GAVINO RAMOS DAVID STARR

VICE CHAIR SECRETARY/TREASURER

LOU MILLER RAMIRO CAVAZOS JOHN MONTFORD WALTER SERNA

DAVID SMITH

EXECUTIVE DIRECTOR  

Board Memorandum

To: Alamo RMA Board of Directors From: David Smith, Executive Director Copies: File Date: Thursday, March 24, 2016 Agenda Item 11: Executive Session. Pursuant to Chapter 551, Subchapter D, Texas Government Code At any time during the meeting of the Alamo RMA Board of Directors, the Board may meet in executive session for consultation concerning attorney-client matters (real estate, litigation, contracts, personnel, and security) under Chapter 551 of the Texas Government Code. a. Subsection 551.071(1). Consultation with Attorney - Consultation with, and advice from legal

counsel concerning pending/contemplated litigation, including but not limited to Aquifer Guardians in Urban Areas v. United States Federal Highway Administration et. al, settlement offers and negotiations, and other legal issues.

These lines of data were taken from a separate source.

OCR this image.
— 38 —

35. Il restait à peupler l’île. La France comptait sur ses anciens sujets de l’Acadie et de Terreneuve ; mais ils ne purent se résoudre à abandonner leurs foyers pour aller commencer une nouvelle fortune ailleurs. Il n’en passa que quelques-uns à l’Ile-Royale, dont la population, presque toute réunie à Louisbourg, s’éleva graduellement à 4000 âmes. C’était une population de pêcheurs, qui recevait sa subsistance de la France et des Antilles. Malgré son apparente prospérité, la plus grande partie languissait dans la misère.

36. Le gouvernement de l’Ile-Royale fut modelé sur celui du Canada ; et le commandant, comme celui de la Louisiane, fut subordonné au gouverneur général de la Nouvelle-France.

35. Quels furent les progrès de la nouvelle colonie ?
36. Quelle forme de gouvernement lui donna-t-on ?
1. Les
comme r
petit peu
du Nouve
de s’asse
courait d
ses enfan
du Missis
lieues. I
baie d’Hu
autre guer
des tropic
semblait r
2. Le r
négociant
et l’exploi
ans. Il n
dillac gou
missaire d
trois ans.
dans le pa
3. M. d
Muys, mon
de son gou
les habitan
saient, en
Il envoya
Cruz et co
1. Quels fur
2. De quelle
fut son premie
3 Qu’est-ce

b. Section 551.072. Deliberation Regarding Real Property - Discussion of real property

purchase, exchange, lease, license, gift, donation, and/or negotiated settlement, including property to be acquired for right-of-way.

c. Section 551.074. Personnel Matters - Deliberation concerning the appointment,

employment, reassignment, evaluation, duties, discipline, and/or dismissal of personnel.